Une preuve « servie sur un plateau »

Mais ce n’est pas tout. Car ce 17 août, précisément 1,7 seconde après que les détecteurs de LIGO-Virgo enregistraient leur précieux signal, le satellite Fermi captait à son tour ce que les spécialistes appellent un sursaut gamma court. En soi, rien de particulier : ces formidables bouffées de photons ultra-énergétiques, que le télescope spatial détecte en moyenne à raison d’une par semaine, sont connues depuis les années 1960, et l’on sait depuis 25 ans qu’elles ont une origine extragalactique.
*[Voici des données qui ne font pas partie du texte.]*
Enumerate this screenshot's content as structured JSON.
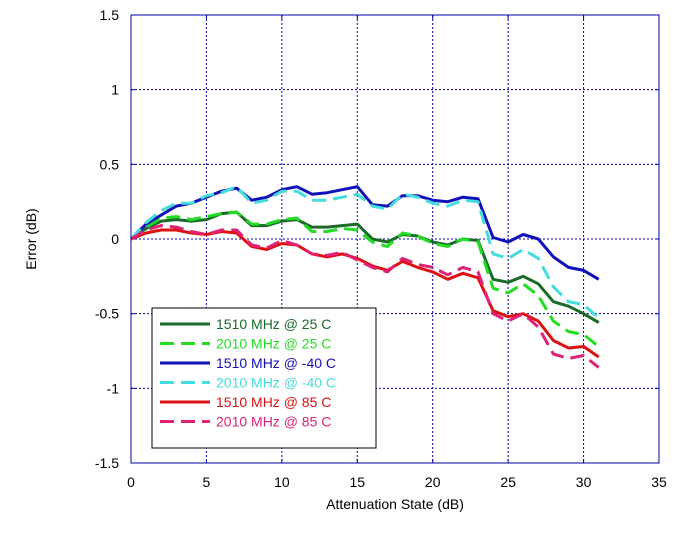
{
  "chart_data": {
    "type": "line",
    "title": "",
    "xlabel": "Attenuation State (dB)",
    "ylabel": "Error (dB)",
    "xlim": [
      0,
      35
    ],
    "ylim": [
      -1.5,
      1.5
    ],
    "xticks": [
      "0",
      "5",
      "10",
      "15",
      "20",
      "25",
      "30",
      "35"
    ],
    "yticks": [
      "1.5",
      "1",
      "0.5",
      "0",
      "-0.5",
      "-1",
      "-1.5"
    ],
    "grid": true,
    "legend_position": "bottom-left",
    "x": [
      0,
      1,
      2,
      3,
      4,
      5,
      6,
      7,
      8,
      9,
      10,
      11,
      12,
      13,
      14,
      15,
      16,
      17,
      18,
      19,
      20,
      21,
      22,
      23,
      24,
      25,
      26,
      27,
      28,
      29,
      30,
      31
    ],
    "series": [
      {
        "name": "1510 MHz @ 25 C",
        "color": "#1a6b2a",
        "dash": "solid",
        "values": [
          0,
          0.07,
          0.12,
          0.13,
          0.12,
          0.13,
          0.17,
          0.18,
          0.09,
          0.09,
          0.12,
          0.13,
          0.08,
          0.08,
          0.09,
          0.1,
          0.0,
          -0.02,
          0.03,
          0.02,
          -0.02,
          -0.04,
          0.0,
          -0.01,
          -0.27,
          -0.29,
          -0.25,
          -0.3,
          -0.42,
          -0.45,
          -0.5,
          -0.56
        ]
      },
      {
        "name": "2010 MHz @ 25 C",
        "color": "#22dd22",
        "dash": "dash",
        "values": [
          0,
          0.08,
          0.14,
          0.15,
          0.13,
          0.15,
          0.17,
          0.18,
          0.1,
          0.1,
          0.13,
          0.14,
          0.05,
          0.05,
          0.07,
          0.06,
          -0.02,
          -0.05,
          0.04,
          0.02,
          -0.03,
          -0.05,
          0.0,
          -0.02,
          -0.33,
          -0.36,
          -0.3,
          -0.38,
          -0.55,
          -0.62,
          -0.64,
          -0.72
        ]
      },
      {
        "name": "1510 MHz @ -40 C",
        "color": "#1111bb",
        "dash": "solid",
        "values": [
          0,
          0.1,
          0.16,
          0.22,
          0.24,
          0.28,
          0.32,
          0.34,
          0.26,
          0.28,
          0.33,
          0.35,
          0.3,
          0.31,
          0.33,
          0.35,
          0.23,
          0.22,
          0.29,
          0.29,
          0.26,
          0.25,
          0.28,
          0.27,
          0.01,
          -0.02,
          0.03,
          0.0,
          -0.12,
          -0.19,
          -0.21,
          -0.27
        ]
      },
      {
        "name": "2010 MHz @ -40 C",
        "color": "#44dddd",
        "dash": "dash",
        "values": [
          0,
          0.11,
          0.19,
          0.24,
          0.24,
          0.29,
          0.31,
          0.35,
          0.24,
          0.26,
          0.32,
          0.32,
          0.26,
          0.26,
          0.28,
          0.3,
          0.22,
          0.2,
          0.3,
          0.28,
          0.24,
          0.22,
          0.26,
          0.25,
          -0.1,
          -0.13,
          -0.07,
          -0.13,
          -0.32,
          -0.42,
          -0.44,
          -0.53
        ]
      },
      {
        "name": "1510 MHz @ 85 C",
        "color": "#dd1111",
        "dash": "solid",
        "values": [
          0,
          0.04,
          0.06,
          0.06,
          0.04,
          0.03,
          0.05,
          0.04,
          -0.05,
          -0.07,
          -0.03,
          -0.04,
          -0.1,
          -0.12,
          -0.1,
          -0.13,
          -0.18,
          -0.21,
          -0.15,
          -0.19,
          -0.22,
          -0.27,
          -0.23,
          -0.26,
          -0.48,
          -0.52,
          -0.5,
          -0.55,
          -0.68,
          -0.73,
          -0.72,
          -0.79
        ]
      },
      {
        "name": "2010 MHz @ 85 C",
        "color": "#dd2277",
        "dash": "dash",
        "values": [
          0,
          0.06,
          0.09,
          0.08,
          0.05,
          0.03,
          0.06,
          0.06,
          -0.04,
          -0.06,
          -0.01,
          -0.04,
          -0.1,
          -0.11,
          -0.09,
          -0.14,
          -0.19,
          -0.22,
          -0.13,
          -0.17,
          -0.19,
          -0.24,
          -0.19,
          -0.22,
          -0.5,
          -0.55,
          -0.5,
          -0.59,
          -0.77,
          -0.8,
          -0.78,
          -0.86
        ]
      }
    ]
  }
}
À ceci près que la coïncidence des deux observations faites dans la même région du ciel ne peut alors signifier qu’une chose : les sursauts gamma courts ont pour origine la fusion de deux étoiles à neutrons. « C’était jusqu’à maintenant une hypothèse, c’est désormais une certitude fondée sur un niveau de preuve rare en astronomie », se félicite Guillaume Dubus.
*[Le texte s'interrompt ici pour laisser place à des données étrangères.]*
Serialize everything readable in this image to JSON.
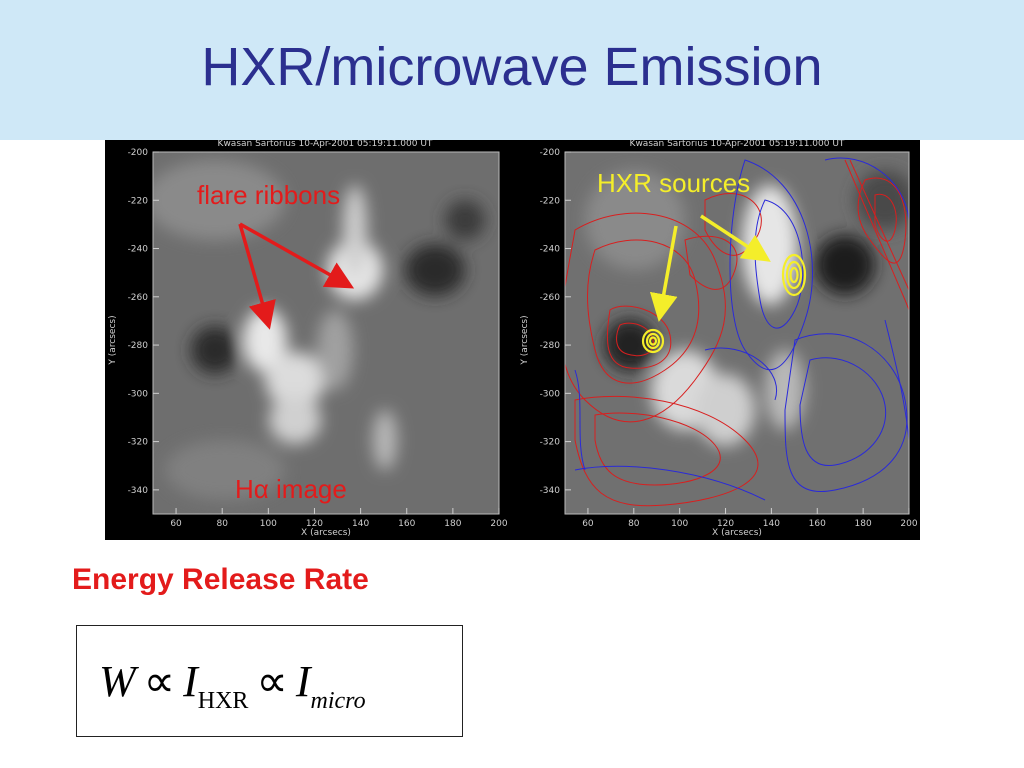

Et ironie du sort, après plusieurs décennies de doute, cette preuve a été servie aux observateurs « sur un plateau » par le cosmos. Car si la fusion d’étoiles à neutrons engendre des ondes gravitationnelles dans toutes les directions, le sursaut gamma qui s’ensuit n’est a priori visible qu’au sein d’un cône de quelques degrés. Traduction : « Nous avons eu énormément de chance que la Terre se trouve sur sa trajectoire, s’étonne presque l’astrophysicien, qui ajoute : C’est incroyable que la nature ait à ce point coopéré ! »
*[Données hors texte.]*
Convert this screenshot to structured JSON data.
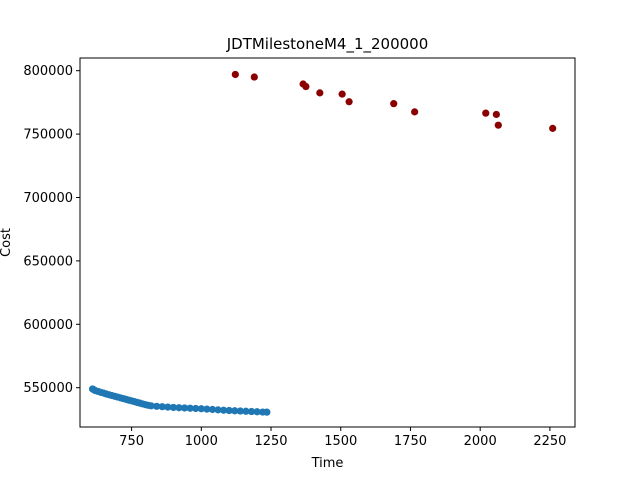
{
  "chart_data": {
    "type": "scatter",
    "title": "JDTMilestoneM4_1_200000",
    "xlabel": "Time",
    "ylabel": "Cost",
    "xlim": [
      565,
      2340
    ],
    "ylim": [
      519000,
      810000
    ],
    "xticks": [
      750,
      1000,
      1250,
      1500,
      1750,
      2000,
      2250
    ],
    "yticks": [
      550000,
      600000,
      650000,
      700000,
      750000,
      800000
    ],
    "xtick_labels": [
      "750",
      "1000",
      "1250",
      "1500",
      "1750",
      "2000",
      "2250"
    ],
    "ytick_labels": [
      "550000",
      "600000",
      "650000",
      "700000",
      "750000",
      "800000"
    ],
    "grid": false,
    "series": [
      {
        "color": "#1f77b4",
        "points": [
          [
            610,
            549000
          ],
          [
            615,
            548300
          ],
          [
            620,
            547700
          ],
          [
            630,
            547000
          ],
          [
            640,
            546300
          ],
          [
            650,
            545700
          ],
          [
            660,
            545000
          ],
          [
            670,
            544400
          ],
          [
            680,
            543800
          ],
          [
            690,
            543200
          ],
          [
            700,
            542600
          ],
          [
            710,
            542000
          ],
          [
            720,
            541400
          ],
          [
            730,
            540800
          ],
          [
            740,
            540200
          ],
          [
            750,
            539600
          ],
          [
            760,
            539000
          ],
          [
            770,
            538400
          ],
          [
            780,
            537800
          ],
          [
            790,
            537200
          ],
          [
            800,
            536600
          ],
          [
            810,
            536100
          ],
          [
            820,
            535700
          ],
          [
            840,
            535300
          ],
          [
            860,
            535000
          ],
          [
            880,
            534700
          ],
          [
            900,
            534400
          ],
          [
            920,
            534200
          ],
          [
            940,
            534000
          ],
          [
            960,
            533800
          ],
          [
            980,
            533600
          ],
          [
            1000,
            533400
          ],
          [
            1020,
            533100
          ],
          [
            1040,
            532800
          ],
          [
            1060,
            532500
          ],
          [
            1080,
            532200
          ],
          [
            1100,
            532000
          ],
          [
            1120,
            531800
          ],
          [
            1140,
            531600
          ],
          [
            1160,
            531400
          ],
          [
            1180,
            531200
          ],
          [
            1200,
            531000
          ],
          [
            1220,
            530800
          ],
          [
            1235,
            530700
          ]
        ]
      },
      {
        "color": "#8b0000",
        "points": [
          [
            1122,
            797000
          ],
          [
            1190,
            795000
          ],
          [
            1365,
            789500
          ],
          [
            1375,
            787500
          ],
          [
            1425,
            782500
          ],
          [
            1505,
            781500
          ],
          [
            1530,
            775500
          ],
          [
            1690,
            774000
          ],
          [
            1765,
            767500
          ],
          [
            2020,
            766500
          ],
          [
            2058,
            765500
          ],
          [
            2065,
            757000
          ],
          [
            2260,
            754500
          ]
        ]
      }
    ]
  }
}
L’astronomie mondiale sur le pont

De fait, comme à chaque fois que Fermi détecte une bouffée gamma, une alerte a immédiatement été relayée à travers le monde, afin que d’autres observatoires tentent d’observer la contrepartie optique du phénomène dans une large gamme de longueurs d’onde. Sauf qu’avec une résolution d’environ 1 000 degrés carrés pour cet événement, c’est à la recherche d’une aiguille dans une botte de foin que le satellite conviait ses alter ego. Si bien qu’en l’état, l’information n’aurait mobilisé que peu de moyens. Mais grâce à LIGO-Virgo, la résolution a été ramenée à 30 degrés carrés, précision à laquelle a été ajoutée une estimation précise de la distance à laquelle s’est produit le phénomène. De quoi inciter toute la planète astronomique à braquer ses télescopes.
 
Ainsi, 10 heures après la fusion, le temps que la nuit tombe sur l’hémisphère Sud, le groupe 1MH2, avec le télescope Swope, au Chili, a annoncé la découverte d’un nouveau point lumineux situé très précisément dans la galaxie NGC4993, à 130 millions d’années-lumière de la Terre, ce que d’autres groupes ont immédiatement confirmé. S’en est suivie une quinzaine de jours d’observation durant lesquels les astronomes ont vu cette émission passer du bleu au rouge, en même temps qu’elle perdait en intensité, le tout agrémenté d’une émission radio environ une semaine après le commencement. Pas de doute, c’est bien pour la première fois une kilonova qui était ainsi mise en évidence !

La première kilonova observée

Kilonova ? D’après les simulations numériques des astrophysiciens, lors de la fusion de deux étoiles à neutrons, une fraction de la matière brûlante et dense des deux astres est éjectée du système, donnant lieu à une émission lumineuse d’un genre très particulier. « En 2013, une observation dans l’infrarouge laissait penser à une kilonova, mais ce n’était que très indirect, commente Guillaume Dubus. Là, on a pu observer toute la séquence dans toutes les longueurs d’onde, grâce à une mobilisation sans précédent en astronomie. »

Et pour cause, la preuve de la réalité de ce phénomène revêt une importance capitale. Comme l’explique le chercheur, « selon les calculs, au sein de cet éjecta très riche en neutrons, de très nombreuses réactions nucléaires forment des éléments lourds selon un mécanisme de nucléosynthèse à nul autre pareil. »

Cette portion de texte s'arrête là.